Spartak Moskau gewann zwölfmal die sowjetische und seit 1992 neunmal die russische Meisterschaft, zum letzten Mal allerdings 2001. Die vergangene Saison verlief mit dem sechsten Platz nicht nach Wunsch; nach dem Cup-Out gegen einen Drittligisten hatte im letzten März Valeri Karpin die Trainerbank räumen müssen. Seither war Dimitri Gunko als Interimscoach im Amt. Nur dank dem Ausschluss von Cupsieger Rostow darf Spartak im Spätsommer in der Europa League antreten.

Fedun, mit einem Vermögen von 6,1 Milliarden Dollar gemäss "Forbes" der 133. reichste Mensch der Welt, machte sich bei der Trainersuche in London schlau.

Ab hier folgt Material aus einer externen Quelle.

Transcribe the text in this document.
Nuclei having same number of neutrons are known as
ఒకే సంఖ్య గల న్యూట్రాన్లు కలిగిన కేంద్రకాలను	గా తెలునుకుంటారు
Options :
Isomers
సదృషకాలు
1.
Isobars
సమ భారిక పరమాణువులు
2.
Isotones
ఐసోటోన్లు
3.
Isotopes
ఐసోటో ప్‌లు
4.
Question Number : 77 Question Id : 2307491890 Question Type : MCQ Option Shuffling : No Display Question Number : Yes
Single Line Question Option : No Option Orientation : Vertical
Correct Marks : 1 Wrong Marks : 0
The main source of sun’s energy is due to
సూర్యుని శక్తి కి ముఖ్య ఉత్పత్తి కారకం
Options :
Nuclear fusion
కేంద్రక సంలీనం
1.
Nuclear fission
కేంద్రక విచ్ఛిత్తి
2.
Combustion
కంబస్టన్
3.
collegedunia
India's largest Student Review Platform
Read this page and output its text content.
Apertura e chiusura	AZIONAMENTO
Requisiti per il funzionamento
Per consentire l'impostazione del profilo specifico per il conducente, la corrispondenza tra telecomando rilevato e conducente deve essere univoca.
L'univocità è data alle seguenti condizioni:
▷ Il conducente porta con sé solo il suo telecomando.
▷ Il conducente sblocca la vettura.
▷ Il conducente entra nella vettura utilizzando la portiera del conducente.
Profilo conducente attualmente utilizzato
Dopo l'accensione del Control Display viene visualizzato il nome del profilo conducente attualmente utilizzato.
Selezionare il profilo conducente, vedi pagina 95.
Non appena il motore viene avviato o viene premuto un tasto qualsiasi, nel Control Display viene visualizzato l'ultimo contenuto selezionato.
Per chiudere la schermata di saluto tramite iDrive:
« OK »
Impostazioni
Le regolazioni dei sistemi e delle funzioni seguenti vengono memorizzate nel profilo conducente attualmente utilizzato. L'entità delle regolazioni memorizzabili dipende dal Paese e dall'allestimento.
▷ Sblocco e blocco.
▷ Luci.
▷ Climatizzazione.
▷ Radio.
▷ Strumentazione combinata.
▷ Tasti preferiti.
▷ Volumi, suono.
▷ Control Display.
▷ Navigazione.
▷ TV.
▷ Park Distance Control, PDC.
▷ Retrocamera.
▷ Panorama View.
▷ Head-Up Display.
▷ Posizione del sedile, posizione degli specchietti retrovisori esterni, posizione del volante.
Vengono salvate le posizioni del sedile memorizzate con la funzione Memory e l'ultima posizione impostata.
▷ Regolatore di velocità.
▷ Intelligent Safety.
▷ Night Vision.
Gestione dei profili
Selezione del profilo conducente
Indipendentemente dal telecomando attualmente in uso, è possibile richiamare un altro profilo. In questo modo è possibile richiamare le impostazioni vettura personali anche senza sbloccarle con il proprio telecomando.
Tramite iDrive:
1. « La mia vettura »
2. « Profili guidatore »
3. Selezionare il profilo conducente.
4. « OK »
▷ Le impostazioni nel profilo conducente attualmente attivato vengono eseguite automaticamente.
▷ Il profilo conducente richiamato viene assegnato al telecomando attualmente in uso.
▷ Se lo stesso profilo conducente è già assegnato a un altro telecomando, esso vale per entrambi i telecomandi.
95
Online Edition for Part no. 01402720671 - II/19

Feduns Freund und Chelsea-Besitzer Roman Abramowitsch übermittelte die Empfehlung von José Mourinho. Dieser sagte gemäss russischen Medien: "Nehmt Murat Yakin". Mourinho hatte letzte Saison mit Chelsea in der Champions League zweimal gegen den von Yakin betreuten FC Basel verloren.

Nach der erfolgreichen Zeit in Basel, die im Mai nach dem zweiten Meistertitel überraschend früh geendet hatte, stand Yakin bei diversen Vereinen auf der "Shortlist", etwa bei Lazio Rom oder Southampton. In Moskau erwartet ihn keine einfache Aufgabe. Die Erwartungen sind hoch und die nationale Konkurrenz beachtlich. In Russland wurde gemeldet, dass Yakin einen Jahreslohn von knapp zwei Millionen Franken bezieht.